В ту ночь она почти не спала. На следующее утро вся семья отправилась в Императорский госпиталь: Эйрел, Корделия, граф Петер в сопровождении Ботари… Корделия была не в восторге от присутствия свекра, но ничем не выдала своих чувств, памятуя, что худой мир лучше доброй ссоры. Иного выхода просто не было — пока старик не соизволит помереть, ей от него не избавиться. Их вражда огорчает Эйрела — так пусть по крайней мере вина за это лежит на Петере, а не на ней.

«Делай что хочешь, старик. Твое будущее могу тебе подарить только я. Мой сын поднесет факел к возжиганию в твою память».

А вот Ботари она очень обрадовалась.

Лаборатория Ваагена занимала целый этаж в новом здании исследовательского комплекса. Корделия переместила его из старой лаборатории, чтобы капитана не мучили воспоминания: в один из своих первых визитов после возвращения в Форбарр-Султан она нашла Ваагена чуть ли не в слезах. Работать он не мог, объявив, что каждый раз, как входит в это помещение, перед глазами у него встает картина ужасной смерти доктора Генри. Даже самые тихие звуки заставляли Ваагена вздрагивать.

— Я же разумный человек, — хрипло пожаловался он. — Не думал, что подвластен глупым суевериям.

И Корделия помогла ему принести возжигание покойному на лабораторной горелке, а переезд замаскировала под повышение.

Новая лаборатория была светлой, просторной, и ничьи духи тут не витали. Прибытия Форкосиганов ожидала целая толпа заинтересованных медиков — акушеры, гинекологи, хирурги, включая доктора Риттера, будущий лечащий врач Майлза и его же хирург-консультант. Смена караула. Родителям понадобилось чуть ли не применить силу, чтобы пробиться поближе.
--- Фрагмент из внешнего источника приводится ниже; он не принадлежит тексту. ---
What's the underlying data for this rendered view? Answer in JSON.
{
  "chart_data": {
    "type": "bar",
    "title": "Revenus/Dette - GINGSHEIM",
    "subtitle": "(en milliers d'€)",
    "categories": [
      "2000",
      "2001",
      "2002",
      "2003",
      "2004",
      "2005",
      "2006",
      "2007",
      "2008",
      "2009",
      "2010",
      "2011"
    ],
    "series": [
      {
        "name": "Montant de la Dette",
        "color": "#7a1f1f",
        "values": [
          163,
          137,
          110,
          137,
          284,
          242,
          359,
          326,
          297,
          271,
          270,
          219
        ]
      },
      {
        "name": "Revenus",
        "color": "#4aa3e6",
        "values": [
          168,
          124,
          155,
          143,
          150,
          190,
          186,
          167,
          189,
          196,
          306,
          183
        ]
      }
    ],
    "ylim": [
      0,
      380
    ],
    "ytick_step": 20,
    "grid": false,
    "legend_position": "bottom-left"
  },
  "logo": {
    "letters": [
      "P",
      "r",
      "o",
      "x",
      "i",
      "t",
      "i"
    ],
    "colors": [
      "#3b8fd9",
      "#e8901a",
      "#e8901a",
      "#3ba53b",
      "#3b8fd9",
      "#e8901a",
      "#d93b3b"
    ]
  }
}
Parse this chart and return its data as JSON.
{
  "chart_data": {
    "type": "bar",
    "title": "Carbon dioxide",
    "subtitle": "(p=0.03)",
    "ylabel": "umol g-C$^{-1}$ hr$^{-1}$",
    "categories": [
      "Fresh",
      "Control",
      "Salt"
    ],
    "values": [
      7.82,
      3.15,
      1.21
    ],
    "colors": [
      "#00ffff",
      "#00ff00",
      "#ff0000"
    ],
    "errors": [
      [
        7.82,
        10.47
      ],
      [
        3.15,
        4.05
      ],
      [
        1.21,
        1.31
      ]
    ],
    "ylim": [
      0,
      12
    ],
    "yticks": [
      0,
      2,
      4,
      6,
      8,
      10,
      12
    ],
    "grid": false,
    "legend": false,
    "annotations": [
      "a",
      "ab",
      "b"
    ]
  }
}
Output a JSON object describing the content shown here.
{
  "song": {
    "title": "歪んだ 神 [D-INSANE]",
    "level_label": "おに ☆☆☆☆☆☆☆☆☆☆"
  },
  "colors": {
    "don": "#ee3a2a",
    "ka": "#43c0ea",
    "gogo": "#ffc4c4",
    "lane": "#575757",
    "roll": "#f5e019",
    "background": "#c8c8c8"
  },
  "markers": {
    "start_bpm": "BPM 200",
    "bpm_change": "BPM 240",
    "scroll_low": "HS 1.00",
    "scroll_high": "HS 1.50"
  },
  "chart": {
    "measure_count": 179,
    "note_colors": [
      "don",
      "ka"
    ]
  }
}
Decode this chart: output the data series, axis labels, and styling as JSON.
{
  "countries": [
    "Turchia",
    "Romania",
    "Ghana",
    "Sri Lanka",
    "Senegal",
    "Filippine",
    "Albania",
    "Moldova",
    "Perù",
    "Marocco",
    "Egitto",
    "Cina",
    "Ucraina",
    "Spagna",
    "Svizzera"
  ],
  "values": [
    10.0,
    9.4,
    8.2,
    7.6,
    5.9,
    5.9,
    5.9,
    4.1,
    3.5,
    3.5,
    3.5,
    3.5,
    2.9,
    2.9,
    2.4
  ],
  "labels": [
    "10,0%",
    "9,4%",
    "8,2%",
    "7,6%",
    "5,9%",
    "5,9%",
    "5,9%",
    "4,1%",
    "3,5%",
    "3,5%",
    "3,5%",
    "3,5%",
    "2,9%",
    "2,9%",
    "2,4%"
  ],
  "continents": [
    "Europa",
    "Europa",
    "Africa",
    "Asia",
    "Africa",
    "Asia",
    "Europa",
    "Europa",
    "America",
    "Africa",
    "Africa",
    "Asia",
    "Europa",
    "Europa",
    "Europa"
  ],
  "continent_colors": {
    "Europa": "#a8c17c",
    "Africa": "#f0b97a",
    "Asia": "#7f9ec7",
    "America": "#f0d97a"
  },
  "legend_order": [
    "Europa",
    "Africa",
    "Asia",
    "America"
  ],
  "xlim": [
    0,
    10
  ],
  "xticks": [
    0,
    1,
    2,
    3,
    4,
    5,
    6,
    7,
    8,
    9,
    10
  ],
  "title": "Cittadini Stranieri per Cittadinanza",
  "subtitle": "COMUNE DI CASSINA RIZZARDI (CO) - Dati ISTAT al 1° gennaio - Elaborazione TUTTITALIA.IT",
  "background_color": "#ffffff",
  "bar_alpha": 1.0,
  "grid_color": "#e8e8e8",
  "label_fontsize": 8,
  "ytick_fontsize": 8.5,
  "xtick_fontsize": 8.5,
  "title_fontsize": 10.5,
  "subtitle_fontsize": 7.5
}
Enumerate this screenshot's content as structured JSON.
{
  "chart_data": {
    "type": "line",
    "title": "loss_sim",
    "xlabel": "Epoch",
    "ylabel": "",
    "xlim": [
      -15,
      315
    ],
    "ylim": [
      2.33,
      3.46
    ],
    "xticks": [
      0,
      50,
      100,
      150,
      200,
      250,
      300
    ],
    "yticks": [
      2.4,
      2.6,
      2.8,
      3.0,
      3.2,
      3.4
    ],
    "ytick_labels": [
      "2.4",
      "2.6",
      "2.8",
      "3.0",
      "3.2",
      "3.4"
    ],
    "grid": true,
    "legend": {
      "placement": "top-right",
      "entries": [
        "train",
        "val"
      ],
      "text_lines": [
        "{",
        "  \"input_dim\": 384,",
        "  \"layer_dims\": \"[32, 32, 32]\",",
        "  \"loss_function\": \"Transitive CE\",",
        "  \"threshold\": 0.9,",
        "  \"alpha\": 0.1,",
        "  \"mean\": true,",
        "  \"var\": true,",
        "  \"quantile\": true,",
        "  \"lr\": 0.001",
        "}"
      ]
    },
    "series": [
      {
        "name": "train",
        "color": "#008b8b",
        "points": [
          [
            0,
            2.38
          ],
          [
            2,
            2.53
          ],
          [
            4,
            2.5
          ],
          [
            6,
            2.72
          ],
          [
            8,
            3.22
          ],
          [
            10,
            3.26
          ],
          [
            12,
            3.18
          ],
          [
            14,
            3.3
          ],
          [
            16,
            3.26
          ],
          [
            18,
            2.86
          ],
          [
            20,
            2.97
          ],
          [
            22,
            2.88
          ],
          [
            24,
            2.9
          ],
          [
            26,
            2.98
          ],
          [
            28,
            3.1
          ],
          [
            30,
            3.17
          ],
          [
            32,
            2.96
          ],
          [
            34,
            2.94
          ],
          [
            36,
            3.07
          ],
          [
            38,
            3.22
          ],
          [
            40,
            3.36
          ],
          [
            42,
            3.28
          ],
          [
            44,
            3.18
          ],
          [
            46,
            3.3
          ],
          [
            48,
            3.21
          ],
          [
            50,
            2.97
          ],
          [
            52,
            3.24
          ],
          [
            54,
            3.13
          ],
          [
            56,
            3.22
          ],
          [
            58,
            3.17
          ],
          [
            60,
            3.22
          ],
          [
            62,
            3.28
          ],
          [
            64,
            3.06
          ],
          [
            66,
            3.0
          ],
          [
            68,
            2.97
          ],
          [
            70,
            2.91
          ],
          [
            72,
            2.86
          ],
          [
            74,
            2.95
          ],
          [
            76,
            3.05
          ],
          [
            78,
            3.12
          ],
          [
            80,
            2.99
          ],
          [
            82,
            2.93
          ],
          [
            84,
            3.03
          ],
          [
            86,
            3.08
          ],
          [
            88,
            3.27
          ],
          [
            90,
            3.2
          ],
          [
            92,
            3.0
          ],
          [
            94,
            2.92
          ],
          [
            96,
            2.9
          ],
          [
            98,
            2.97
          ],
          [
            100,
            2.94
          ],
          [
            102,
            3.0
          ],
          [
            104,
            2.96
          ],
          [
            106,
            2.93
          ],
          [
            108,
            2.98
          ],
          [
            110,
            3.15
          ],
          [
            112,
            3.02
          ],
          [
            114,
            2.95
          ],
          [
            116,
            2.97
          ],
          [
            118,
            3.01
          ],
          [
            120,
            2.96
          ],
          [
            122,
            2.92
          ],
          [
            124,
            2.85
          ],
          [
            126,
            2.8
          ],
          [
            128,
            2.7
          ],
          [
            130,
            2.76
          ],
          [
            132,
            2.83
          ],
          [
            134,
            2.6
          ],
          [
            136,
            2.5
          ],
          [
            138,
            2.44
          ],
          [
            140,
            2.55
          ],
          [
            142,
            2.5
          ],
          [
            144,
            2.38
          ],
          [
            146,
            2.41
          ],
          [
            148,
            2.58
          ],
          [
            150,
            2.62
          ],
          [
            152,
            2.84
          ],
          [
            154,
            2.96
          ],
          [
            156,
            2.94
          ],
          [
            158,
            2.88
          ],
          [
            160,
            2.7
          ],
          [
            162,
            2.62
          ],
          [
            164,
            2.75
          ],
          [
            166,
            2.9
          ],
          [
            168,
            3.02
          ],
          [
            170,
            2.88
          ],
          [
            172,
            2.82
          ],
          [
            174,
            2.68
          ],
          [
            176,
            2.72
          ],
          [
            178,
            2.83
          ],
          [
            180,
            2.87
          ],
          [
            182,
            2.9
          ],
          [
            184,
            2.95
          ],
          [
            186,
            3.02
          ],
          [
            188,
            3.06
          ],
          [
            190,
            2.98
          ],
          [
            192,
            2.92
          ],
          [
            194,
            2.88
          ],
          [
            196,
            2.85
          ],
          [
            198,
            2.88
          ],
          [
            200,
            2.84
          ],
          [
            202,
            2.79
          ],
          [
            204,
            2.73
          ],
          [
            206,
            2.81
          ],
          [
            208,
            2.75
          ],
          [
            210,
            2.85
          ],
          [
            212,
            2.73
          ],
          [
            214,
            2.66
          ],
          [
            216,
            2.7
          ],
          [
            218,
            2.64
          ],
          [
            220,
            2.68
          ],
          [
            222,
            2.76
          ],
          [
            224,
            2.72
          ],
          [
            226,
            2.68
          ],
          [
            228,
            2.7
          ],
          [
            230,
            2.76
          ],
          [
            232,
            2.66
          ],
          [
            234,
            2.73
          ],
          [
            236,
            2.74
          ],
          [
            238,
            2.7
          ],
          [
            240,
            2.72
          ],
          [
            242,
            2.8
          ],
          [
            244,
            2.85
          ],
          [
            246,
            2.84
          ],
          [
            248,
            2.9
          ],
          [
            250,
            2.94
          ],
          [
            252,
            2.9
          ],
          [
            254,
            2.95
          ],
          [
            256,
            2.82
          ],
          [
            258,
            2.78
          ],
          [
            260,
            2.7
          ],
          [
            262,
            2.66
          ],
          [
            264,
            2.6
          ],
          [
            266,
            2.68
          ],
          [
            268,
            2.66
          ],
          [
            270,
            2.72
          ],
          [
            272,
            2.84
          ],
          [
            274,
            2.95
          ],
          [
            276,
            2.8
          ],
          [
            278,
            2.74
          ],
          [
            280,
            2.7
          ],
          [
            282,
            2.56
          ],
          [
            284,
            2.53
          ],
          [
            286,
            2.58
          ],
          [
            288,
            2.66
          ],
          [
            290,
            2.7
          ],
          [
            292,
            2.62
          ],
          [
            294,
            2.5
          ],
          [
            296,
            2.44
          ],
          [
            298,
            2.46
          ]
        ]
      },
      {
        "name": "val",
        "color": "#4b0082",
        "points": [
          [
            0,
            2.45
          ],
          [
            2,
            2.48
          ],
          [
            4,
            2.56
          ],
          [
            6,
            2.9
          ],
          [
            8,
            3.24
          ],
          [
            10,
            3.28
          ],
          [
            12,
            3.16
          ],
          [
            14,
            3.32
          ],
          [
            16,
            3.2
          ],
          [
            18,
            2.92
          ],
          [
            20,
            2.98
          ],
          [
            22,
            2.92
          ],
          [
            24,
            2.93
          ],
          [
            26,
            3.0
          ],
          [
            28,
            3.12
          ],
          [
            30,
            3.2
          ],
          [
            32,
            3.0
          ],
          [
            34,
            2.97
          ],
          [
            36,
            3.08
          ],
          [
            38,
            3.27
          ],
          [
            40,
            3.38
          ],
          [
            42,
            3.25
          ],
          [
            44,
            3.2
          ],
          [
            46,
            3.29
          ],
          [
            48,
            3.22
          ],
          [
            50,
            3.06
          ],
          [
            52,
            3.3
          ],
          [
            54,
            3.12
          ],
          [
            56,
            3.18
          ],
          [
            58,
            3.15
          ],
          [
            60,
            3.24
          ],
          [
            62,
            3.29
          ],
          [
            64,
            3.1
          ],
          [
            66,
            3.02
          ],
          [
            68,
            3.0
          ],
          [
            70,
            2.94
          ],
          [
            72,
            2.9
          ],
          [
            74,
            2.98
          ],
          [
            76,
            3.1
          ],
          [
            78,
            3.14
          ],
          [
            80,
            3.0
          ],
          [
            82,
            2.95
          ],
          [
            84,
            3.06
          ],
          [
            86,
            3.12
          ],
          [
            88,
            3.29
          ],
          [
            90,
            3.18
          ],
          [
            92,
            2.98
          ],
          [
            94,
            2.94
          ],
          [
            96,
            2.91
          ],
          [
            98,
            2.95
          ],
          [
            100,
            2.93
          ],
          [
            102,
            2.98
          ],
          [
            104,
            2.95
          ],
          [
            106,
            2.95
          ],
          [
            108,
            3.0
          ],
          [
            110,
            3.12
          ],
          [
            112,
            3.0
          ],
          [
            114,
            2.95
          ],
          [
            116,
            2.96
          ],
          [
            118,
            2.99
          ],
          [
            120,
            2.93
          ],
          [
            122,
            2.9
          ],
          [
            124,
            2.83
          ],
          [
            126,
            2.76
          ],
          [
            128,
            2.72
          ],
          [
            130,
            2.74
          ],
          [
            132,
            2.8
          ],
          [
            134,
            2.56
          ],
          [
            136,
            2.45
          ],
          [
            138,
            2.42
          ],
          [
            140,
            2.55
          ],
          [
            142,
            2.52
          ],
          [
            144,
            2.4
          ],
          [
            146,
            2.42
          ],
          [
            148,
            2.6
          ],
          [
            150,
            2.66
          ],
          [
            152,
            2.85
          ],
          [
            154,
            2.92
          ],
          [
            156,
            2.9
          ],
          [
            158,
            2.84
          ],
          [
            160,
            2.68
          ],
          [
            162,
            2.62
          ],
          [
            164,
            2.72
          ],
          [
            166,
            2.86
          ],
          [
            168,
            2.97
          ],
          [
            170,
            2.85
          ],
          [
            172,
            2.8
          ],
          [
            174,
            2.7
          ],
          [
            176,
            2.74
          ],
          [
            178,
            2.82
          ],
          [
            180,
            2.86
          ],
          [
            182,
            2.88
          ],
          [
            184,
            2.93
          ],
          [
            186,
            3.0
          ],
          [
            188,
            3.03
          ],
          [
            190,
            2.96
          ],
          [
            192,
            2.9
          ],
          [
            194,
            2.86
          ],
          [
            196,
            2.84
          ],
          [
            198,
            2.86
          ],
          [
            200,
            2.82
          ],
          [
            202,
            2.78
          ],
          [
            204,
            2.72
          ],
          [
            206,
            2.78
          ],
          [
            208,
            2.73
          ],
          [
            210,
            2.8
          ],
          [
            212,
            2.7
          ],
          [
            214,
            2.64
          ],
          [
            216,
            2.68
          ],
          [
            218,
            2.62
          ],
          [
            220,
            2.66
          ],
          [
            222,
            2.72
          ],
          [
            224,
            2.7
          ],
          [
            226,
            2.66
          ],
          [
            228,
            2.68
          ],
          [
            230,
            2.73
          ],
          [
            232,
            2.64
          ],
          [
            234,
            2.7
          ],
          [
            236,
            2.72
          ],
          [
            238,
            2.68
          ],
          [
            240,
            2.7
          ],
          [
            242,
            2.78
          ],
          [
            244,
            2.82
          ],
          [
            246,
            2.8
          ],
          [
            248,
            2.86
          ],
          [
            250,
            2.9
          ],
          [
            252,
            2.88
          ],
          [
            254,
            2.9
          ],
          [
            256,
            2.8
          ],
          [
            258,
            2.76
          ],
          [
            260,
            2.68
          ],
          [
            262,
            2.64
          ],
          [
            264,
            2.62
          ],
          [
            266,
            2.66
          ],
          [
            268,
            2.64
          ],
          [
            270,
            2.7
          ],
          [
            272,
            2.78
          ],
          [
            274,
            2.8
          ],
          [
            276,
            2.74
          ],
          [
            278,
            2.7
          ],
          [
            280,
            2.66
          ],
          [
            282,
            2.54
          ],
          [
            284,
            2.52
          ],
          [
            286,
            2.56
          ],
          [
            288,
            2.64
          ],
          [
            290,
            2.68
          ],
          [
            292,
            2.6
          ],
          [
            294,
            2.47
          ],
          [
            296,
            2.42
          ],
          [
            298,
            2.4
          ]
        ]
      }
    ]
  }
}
Вааген суетился, счастливый и важный. Он все еще не снял черной повязки, прикрывающей глаз, но пообещал Корделии, что в ближайшее время соберется сделать последнюю операцию. Техник вкатил маточный репликатор, и Вааген замешкался, словно решая, как облечь должной торжественностью то, что, как знала Корделия, было самым простым делом. Решив ограничиться небольшой лекцией для коллег, он подробно описал им состав гормонов и питательных веществ, вводимых в соответствующие трубки, растолковал показания приборов, обрисовал происходящее внутри репликатора отделение плаценты и охарактеризовал различия между репликаторными и естественными родами. Впрочем, о некоторых отличиях Вааген умолчал.

«На это следовало бы посмотреть Элис», — подумала Корделия.

Заметив, что она наблюдает за ним, Вааген смущенно замолчал и улыбнулся.

— Леди Форкосиган, — он указал на крышку репликатора, — не хотите ли взять честь на себя?